At a prediction probability threshold of 0.5, the fusion model provided 78.9% (95% CI 59%-96%) sensitivity, 83% (95% CI 76%-89%) specificity, 0.509 (95% CI 0.34-0.67) F-score, 0.874 (95% CI 0.80-0.94) area under the receiver operating characteristic curve (AUROC), and 0.497 (95% CI 0.32-0.65) area under the precision recall curve (AUPRC) on the holdout set. Compared to the image classifier alone, which had an AUROC of 0.577 (95% CI 0.44-0.73) and an AUPRC of 0.206 (95% CI 0.08-0.38), the fusion model showed significant improvement (P<.001). The most important predictor variables were respiratory rate, C-reactive protein, oxygen saturation, and lactate dehydrogenase. The imaging probability score ranked 15th in overall feature importance.
We show that, when linked with EMR data, an automated deep learning image classifier improved performance in identifying hospitalized patients with severe COVID-19 at risk for intubation. With additional prospective and external validation, such a model may assist risk assessment and optimize clinical decision-making in choosing the best care plan during the critical stages of COVID-19.

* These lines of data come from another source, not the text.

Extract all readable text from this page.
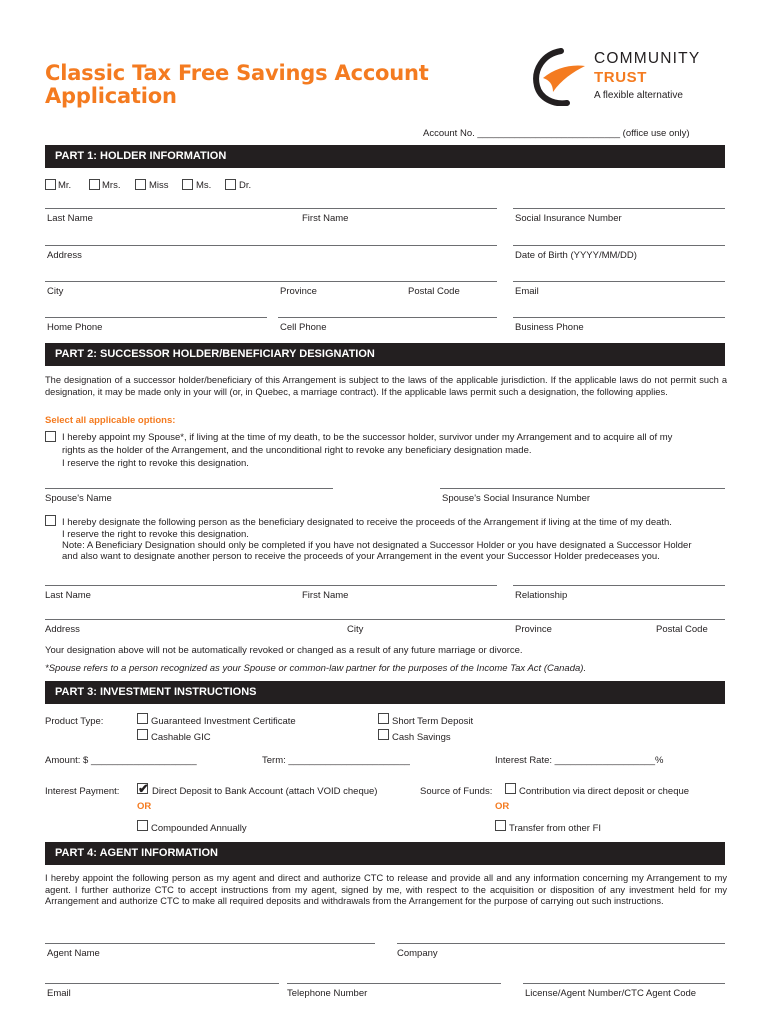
Classic Tax Free Savings Account
Application
COMMUNITY
TRUST
A flexible alternative
Account No. ___________________________ (office use only)
PART 1: HOLDER INFORMATION
Mr.	Mrs.	Miss	Ms.	Dr.
Last Name	First Name	Social Insurance Number
Address	Date of Birth (YYYY/MM/DD)
City	Province	Postal Code	Email
Home Phone	Cell Phone	Business Phone
PART 2: SUCCESSOR HOLDER/BENEFICIARY DESIGNATION
The designation of a successor holder/beneficiary of this Arrangement is subject to the laws of the applicable jurisdiction. If the applicable laws do not permit such a designation, it may be made only in your will (or, in Quebec, a marriage contract). If the applicable laws permit such a designation, the following applies.
Select all applicable options:
I hereby appoint my Spouse*, if living at the time of my death, to be the successor holder, survivor under my Arrangement and to acquire all of my
rights as the holder of the Arrangement, and the unconditional right to revoke any beneficiary designation made.
I reserve the right to revoke this designation.
Spouse's Name	Spouse's Social Insurance Number
I hereby designate the following person as the beneficiary designated to receive the proceeds of the Arrangement if living at the time of my death.
I reserve the right to revoke this designation.
Note: A Beneficiary Designation should only be completed if you have not designated a Successor Holder or you have designated a Successor Holder
and also want to designate another person to receive the proceeds of your Arrangement in the event your Successor Holder predeceases you.
Last Name	First Name	Relationship
Address	City	Province	Postal Code
Your designation above will not be automatically revoked or changed as a result of any future marriage or divorce.
*Spouse refers to a person recognized as your Spouse or common-law partner for the purposes of the Income Tax Act (Canada).
PART 3: INVESTMENT INSTRUCTIONS
Product Type:	Guaranteed Investment Certificate
Cashable GIC
Short Term Deposit
Cash Savings
Amount: $ ____________________	Term: _______________________	Interest Rate: ___________________%
Interest Payment: ✔ Direct Deposit to Bank Account (attach VOID cheque)
OR
Compounded Annually
Source of Funds:	Contribution via direct deposit or cheque
OR
Transfer from other FI
PART 4: AGENT INFORMATION
I hereby appoint the following person as my agent and direct and authorize CTC to release and provide all and any information concerning my Arrangement to my agent. I further authorize CTC to accept instructions from my agent, signed by me, with respect to the acquisition or disposition of any investment held for my Arrangement and authorize CTC to make all required deposits and withdrawals from the Arrangement for the purpose of carrying out such instructions.
Agent Name	Company
Email	Telephone Number	License/Agent Number/CTC Agent Code
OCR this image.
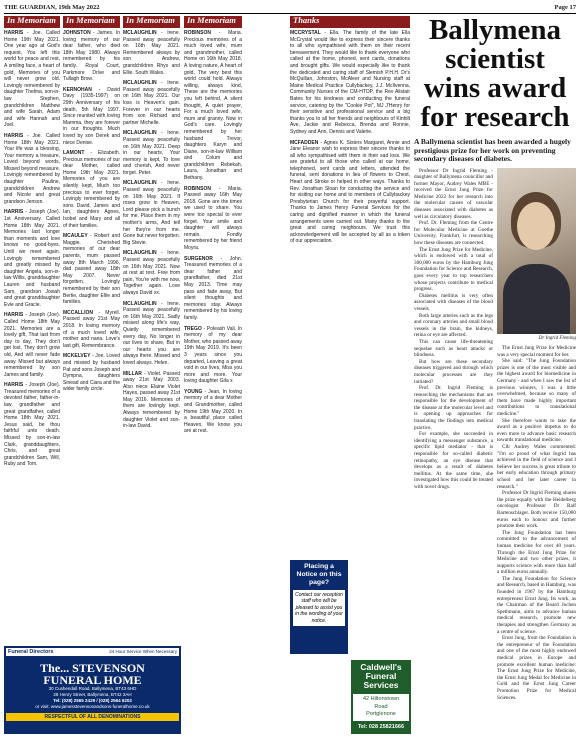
THE GUARDIAN, 19th May 2022	Page 17
In Memoriam
HARRIS - Joe. Called Home 19th May 2021. One year ago at God's request, You left this world for peace and rest, A smiling face, a heart of gold, Memories of you will never grow old. Lovingly remembered by daughter Thelma, son-in-law Stephen, grandchildren Matthew and wife Sarah, Adam and wife Hannah and Joel.
HARRIS - Joe. Called Home 18th May 2021. Your life was a blessing, Your memory a treasure, Loved beyond words, Missed beyond measure. Lovingly remembered by daughter Pauline, grandchildren Andrew and Nicole and great grandson Jenson.
HARRIS - Joseph (Joe). 1st Anniversary. Called Home 18th May 2021. Memories last longer than moments and love knows no good-byes. Until we meet again. Lovingly remembered and greatly missed by daughter Angela, son-in-law Willis, granddaughter Lauren and husband Sam, grandson Josiah and great granddaughter Evie and Gracie.
HARRIS - Joseph (Joe). Called Home 18th May 2021. Memories are a lovely gift, That last from day to day, They don't get lost, They don't grow old, And will never fade away. Missed but always remembered by son James and family.
HARRIS - Joseph (Joe). Treasured memories of a devoted father, father-in-law, grandfather and great grandfather, called Home 18th May 2021. Jesus said, be thou faithful unto death. Missed by son-in-law Clark, granddaughters, Chris, and great grandchildren Sam, Will, Ruby and Tom.
In Memoriam
JOHNSTON - James. In loving memory of our dear father, who died 18th May 1980. Always remembered by his family. Royal Court, Parkmore Drive and Tullagh Brow.
KERNOHAN - David Davy (1935-1997) on 29th Anniversary of his death, 5th May 1997. Since reunited with loving Mamma, they are forever in our thoughts. Much loved by son Derek and niece Denise.
LAMONT - Elizabeth. Precious memories of our dear Mother, called Home 19th May 2021. Memories of you are silently kept, Much too precious to ever forget. Lovingly remembered by sons David, James and Ian, daughters Agnes, Isobel and Mary and all of their families.
MCAULEY - Robert and Maggie. Cherished memories of our dear parents, mum passed away 8th March 1996, dad passed away 18th May 2007. Never forgotten. Lovingly remembered by their son Bertie, daughter Ellie and families.
MCCALLION - Myrell. Passed away 21st May 2018. In loving memory of a much loved wife, mother and nana. Love's last gift, Remembrance.
MCKELVEY - Joe. Loved and missed by husband Pat and sons Joseph and Dympna, daughters Sinead and Ciara and the wider family circle.
In Memoriam
MCLAUGHLIN - Irene. Passed away peacefully on 16th May 2021. Remembered always by son Andrew, grandchildren Rhys and Ellie. South Wales.
MCLAUGHLIN - Irene. Passed away peacefully on 16th May 2021. Our loss is Heaven's gain. Forever in our hearts from son Richard and partner Michelle.
MCLAUGHLIN - Irene. Passed away peacefully on 16th May 2021. Deep in our hearts, Your memory is kept, To love and cherish, And never forget. Peter.
MCLAUGHLIN - Irene. Passed away peacefully on 16th May 2021. If roses grow in Heaven, Lord please pick a bunch for me. Place them in my mother's arms, And tell her they're from me. Gone but never forgotten. Big Stevie.
MCLAUGHLIN - Irene. Passed away peacefully on 16th May 2021. Now at rest at rest. Free from pain, You're with me now, Together again. Love always David xx.
MCLAUGHLIN - Irene. Passed away peacefully on 16th May 2021. Sadly missed along life's way, Quietly remembered every day, No longer in our lives to share, But in our hearts you are always there. Missed and loved always. Helen.
MILLAR - Violet. Passed away 21st May 2003. Also niece Elaine Violet Hayes, passed away 21st May 2016. Memories of them are lovingly kept. Always remembered by daughter Violet and son-in-law David.
In Memoriam
ROBINSON - Maria. Precious memories of a much loved wife, mum and grandmother, called Home on 16th May 2018. A loving nature, A heart of gold, The very best this world could hold. Always willing, always kind, These are the memories you left behind, A silent thought, A quiet prayer, For a much loved wife, mum and granny. Now in God's care. Lovingly remembered by her husband Trevor, daughters Karyn and Diane, son-in-law William and Colum and grandchildren Rebekah, Laura, Jonathan and Bethany.
ROBINSON - Maria. Passed away 16th May 2018. Gone are the times we used to share. You were too special to ever forget. Your smile and daughter will always remain. Fondly remembered by her friend Moyra.
SURGENOR - John. Treasured memories of a dear father and grandfather, died 21st May 2013. Time may pass and fade away, But silent thoughts and memories stay. Always remembered by his loving family.
TREGO - Poleash Vali. In memory of my dear Mother, who passed away 19th May 2019. It's been 3 years since you departed, Leaving a great void in our lives, Miss you more and more. Your loving daughter Gita x
YOUNG - Jean. In loving memory of a dear Mother and Grandmother, called Home 19th May 2020. In a beautiful place called Heaven, We know you are at rest.
Thanks
MCCRYSTAL - Ella. The family of the late Ella McCrystal would like to express their sincere thanks to all who sympathised with them on their recent bereavement. They would like to thank everyone who called at the home, phoned, sent cards, donations and brought gifts. We would especially like to thank the dedicated and caring staff of Slemish P.H.H. Dr's McQuillan, Johnston, McAleer and Nursing staff at Maine Medical Practice Cullybackey, J.J. McIlvenna, Community Nurses of the CM-HTOP, the Rev Alistair Bates for his kindness and conducting the funeral service, catering by the "Cookie Pot", MJ J'Henry for their sensitive and professional service and a big thanks you to all her friends and neighbours of Kinhilt Ave, Jackie and Rebecca, Brenda and Ronnie, Sydney and Ann, Dennis and Valerie.
MCFADDEN - Agnes K. Sisters Margaret, Annie and Jane Eleanor wish to express their sincere thanks to all who sympathised with them in their sad loss. We are grateful to all those who called at our home, telephoned, sent cards and letters, attended the funeral, sent donations in lieu of flowers to Chest, Heart and Stroke or helped in other ways. Thanks to Rev. Jonathan Sloan for conducting the service and for visiting our home and to members of Cullybackey Presbyterian Church for their prayerful support. Thanks to James Henry Funeral Services for the caring and dignified manner in which the funeral arrangements were carried out. Many thanks to the great and caring neighbours. We trust this acknowledgement will be accepted by all as a token of our appreciation.
Funeral Directors	24 Hour Service When Necessary
The... STEVENSON
FUNERAL HOME
30 Cushendall Road, Ballymena, BT43 6HD
28 Henry Street, Ballymena, BT42 3AH
Tel: (028) 2565 2429 / (028) 2564 6202
or visit: www.jamesstevensonandsons-funeralhome.co.uk
RESPECTFUL OF ALL DENOMINATIONS
Placing a Notice on this page?
Contact our reception staff who will be pleased to assist you in the wording of your notice.
Caldwell's Funeral Services
42 Hiltonstown
Road
Portglenone
Tel: 028 25821666
Ballymena scientist wins award for research
A Ballymena scientist has been awarded a hugely prestigious prize for her work on preventing secondary diseases of diabetes.

Professor Dr Ingrid Fleming - daughter of Ballymena councillor and former Mayor, Audrey Wales MBE - received the Ernst Jung Prize for Medicine 2022 for her research into the molecular causes of vascular diseases associated with diabetes as well as circulatory diseases.

Prof. Dr. Fleming from the Centre for Molecular Medicine at Goethe University, Frankfurt, is researching how these diseases are connected.

The Ernst Jung Prize for Medicine, which is endowed with a total of 300,000 euros by the Hamburg Jung Foundation for Science and Research, goes every year to top researchers whose projects contribute to medical progress.

Diabetes mellitus is very often associated with diseases of the blood vessels.

Both large arteries such as the legs and coronary arteries and small blood vessels in the brain, the kidneys, retina or eye are affected.

This can cause life-threatening sequelae such as heart attacks or blindness.

But how are these secondary diseases triggered and through which molecular processes are they initiated?

Prof. Dr. Ingrid Fleming is researching the mechanisms that are responsible for the development of the disease at the molecular level and is opening up approaches for translating the findings into medical practice.

For example, she succeeded in identifying a messenger substance, a specific lipid mediator - that is responsible for so-called diabetic retinopathy, an eye disease that develops as a result of diabetes mellitus. At the same time, she investigated how this could be treated with novel drugs.

Dr Ingrid Fleming

The Ernst Jung Prize for Medicine was a very special moment for her.

She said: "The Jung Foundation prizes is one of the most visible and the highest award for biomedicine in Germany - and when I saw the list of previous winners, I was a little overwhelmed, because so many of them have made highly important contributions to translational medicine."

She therefore wants to take the award as a positive impetus to do even more to advance basic research towards translational medicine.

Cllr Audrey Wales commented: "I'm so proud of what Ingrid has achieved in the field of science and I believe her success is great tribute to her early education through primary school and her later career in research."

Professor Dr Ingrid Fleming shares the prize equally with the Heidelberg oncologist Professor Dr Ralf Bartenschlager. Both receive 150,000 euros each to honour and further promote their work.

The Jung Foundation has been committed to the advancement of human medicine for over 40 years. Through the Ernst Jung Prize for Medicine and two other prizes, it supports science with more than half a million euros annually.

The Jung Foundation for Science and Research, based in Hamburg, was founded in 1967 by the Hamburg entrepreneur Ernst Jung. Its work, as the Chairman of the Board Jochen Spethmann, aims to advance human medical research, promote new therapies and strengthen Germany as a centre of science.

Ernst Jung, from the Foundation is the entrepreneur of the Foundation and one of the most highly endowed medical prizes in Europe and promote excellent human medicine: The Ernst Jung Prize for Medicine, the Ernst Jung Medal for Medicine in Gold and the Ernst Jung Career Promotion Prize for Medical Sciences.
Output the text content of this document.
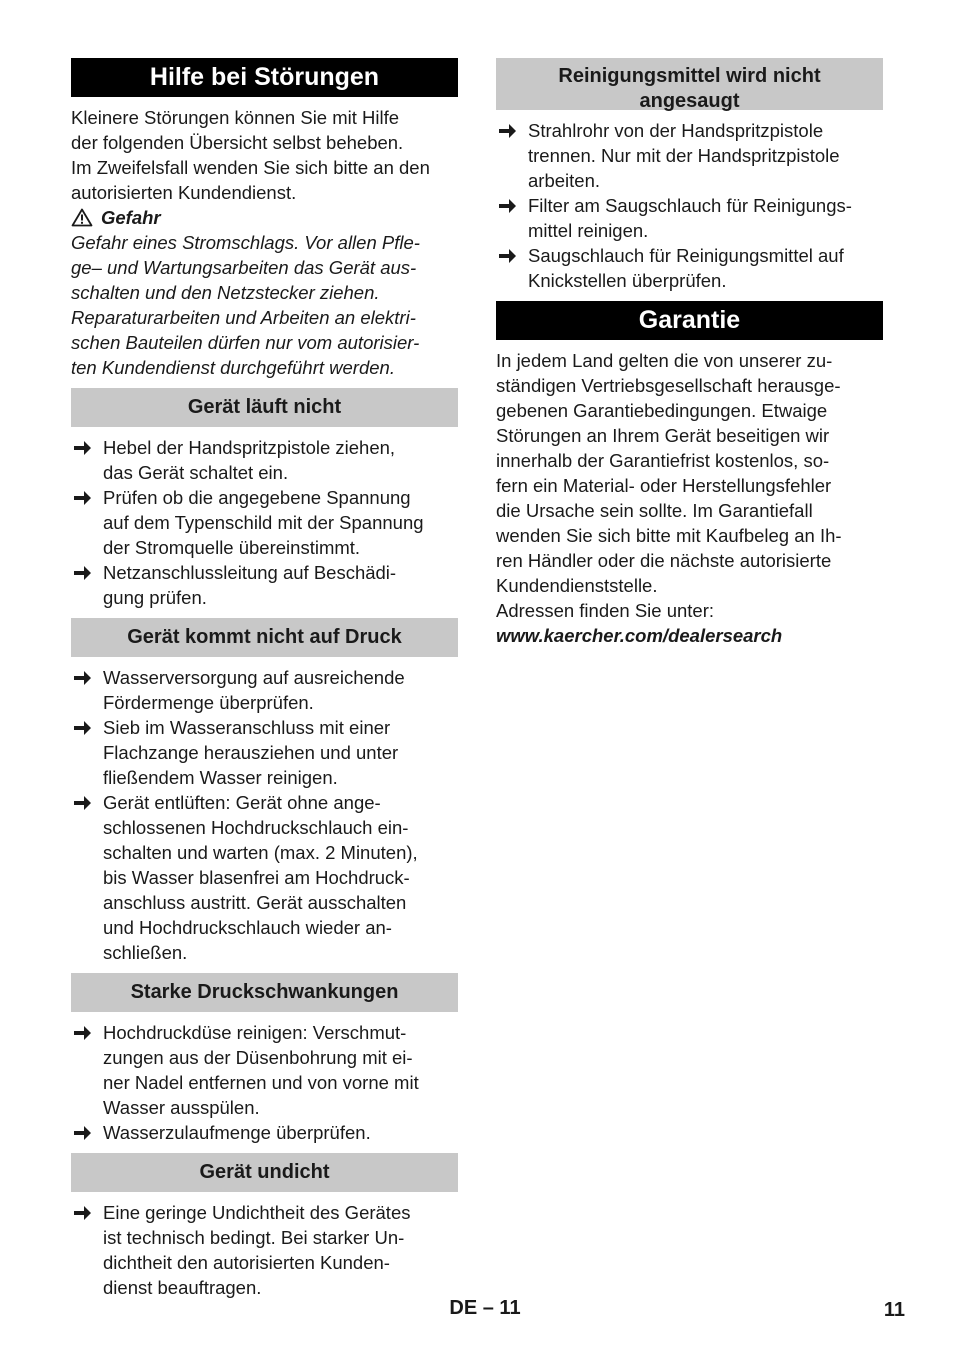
Hilfe bei Störungen

Kleinere Störungen können Sie mit Hilfe
der folgenden Übersicht selbst beheben.
Im Zweifelsfall wenden Sie sich bitte an den
autorisierten Kundendienst.

Gefahr

Gefahr eines Stromschlags. Vor allen Pfle-
ge– und Wartungsarbeiten das Gerät aus-
schalten und den Netzstecker ziehen.
Reparaturarbeiten und Arbeiten an elektri-
schen Bauteilen dürfen nur vom autorisier-
ten Kundendienst durchgeführt werden.

Gerät läuft nicht
Hebel der Handspritzpistole ziehen,
das Gerät schaltet ein.
Prüfen ob die angegebene Spannung
auf dem Typenschild mit der Spannung
der Stromquelle übereinstimmt.
Netzanschlussleitung auf Beschädi-
gung prüfen.
Gerät kommt nicht auf Druck
Wasserversorgung auf ausreichende
Fördermenge überprüfen.
Sieb im Wasseranschluss mit einer
Flachzange herausziehen und unter
fließendem Wasser reinigen.
Gerät entlüften: Gerät ohne ange-
schlossenen Hochdruckschlauch ein-
schalten und warten (max. 2 Minuten),
bis Wasser blasenfrei am Hochdruck-
anschluss austritt. Gerät ausschalten
und Hochdruckschlauch wieder an-
schließen.
Starke Druckschwankungen
Hochdruckdüse reinigen: Verschmut-
zungen aus der Düsenbohrung mit ei-
ner Nadel entfernen und von vorne mit
Wasser ausspülen.
Wasserzulaufmenge überprüfen.
Gerät undicht
Eine geringe Undichtheit des Gerätes
ist technisch bedingt. Bei starker Un-
dichtheit den autorisierten Kunden-
dienst beauftragen.
Reinigungsmittel wird nicht
angesaugt
Strahlrohr von der Handspritzpistole
trennen. Nur mit der Handspritzpistole
arbeiten.
Filter am Saugschlauch für Reinigungs-
mittel reinigen.
Saugschlauch für Reinigungsmittel auf
Knickstellen überprüfen.
Garantie

In jedem Land gelten die von unserer zu-
ständigen Vertriebsgesellschaft herausge-
gebenen Garantiebedingungen. Etwaige
Störungen an Ihrem Gerät beseitigen wir
innerhalb der Garantiefrist kostenlos, so-
fern ein Material- oder Herstellungsfehler
die Ursache sein sollte. Im Garantiefall
wenden Sie sich bitte mit Kaufbeleg an Ih-
ren Händler oder die nächste autorisierte
Kundendienststelle.

Adressen finden Sie unter:

www.kaercher.com/dealersearch

DE – 11	11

对出现新型冠状病毒肺炎(COVID-19)症状住院患者是否需要有创机械通气(IMV)进行早期预测,有助于合理分配资源,并通过对呼吸衰竭风险最高的患者进行适当监测和治疗来改善患者预后。为应对判断患者是否需要IMV的复杂性,机器学习算法可能有助于及时、系统地提供更多预后价值。胸部X光片(CXR)和电子病历(EMR)通常在COVID-19入院患者早期获取,是决定他们是否需要IMV的关键。
我们旨在评估使用机器学习模型,通过在端到端自动化流程中结合CXR和EMR数据,预测24小时内是否需要插管。我们纳入了纽约市西奈山医院2481例住院病例的历史数据。
首先对CXR进行调整大小、重新缩放和归一化。然后使用U-Net算法从CXR中分割出肺部。将其分为训练集和测试集后,对训练集图像进行增强。通过迁移学习、10折交叉验证和网格搜索,对预训练的DenseNet模型进行重新训练,使用增强后的图像训练图像分类器,以预测24小时预测窗口内插管的概率。然后,在最终融合模型中,通过将图像分类器的概率得分与EMR中的41个纵向变量相结合,使用10折交叉验证训练随机森林算法。EMR中的变量包括住院环境中常规收集的临床和实验室数据。最终融合模型也给出了24小时内需要插管的预测可能性。
在预测概率阈值为0.5时,融合模型在保留集上的灵敏度为78.9%(95%CI 59%-96%),特异性为83%(95%CI 76%-89%),F值为0.509(95%CI 0.34-0.67),受试者操作特征曲线下面积(AUROC)为0.874(95%CI 0.80-0.94),精确召回率曲线下面积(AUPRC)为0.497(95%CI 0.32-0.65)。与单独的图像分类器相比,其AUROC为0.577(95%CI 0.44-0.73),AUPRC为0.206(95%CI 0.08-0.38),融合模型有显著改善(P<.001)。最重要的预测变量是呼吸频率、C反应蛋白、血氧饱和度和乳酸脱氢酶。成像概率得分在总体特征重要性中排名第15。
我们表明,当与EMR数据相关联时,自动化深度学习图像分类器在识别有插管风险的重症COVID-19住院患者方面提高了性能。经过额外的前瞻性和外部验证,这样的模型可能有助于风险评估,并在COVID-19关键阶段优化临床决策,以选择最佳护理方案。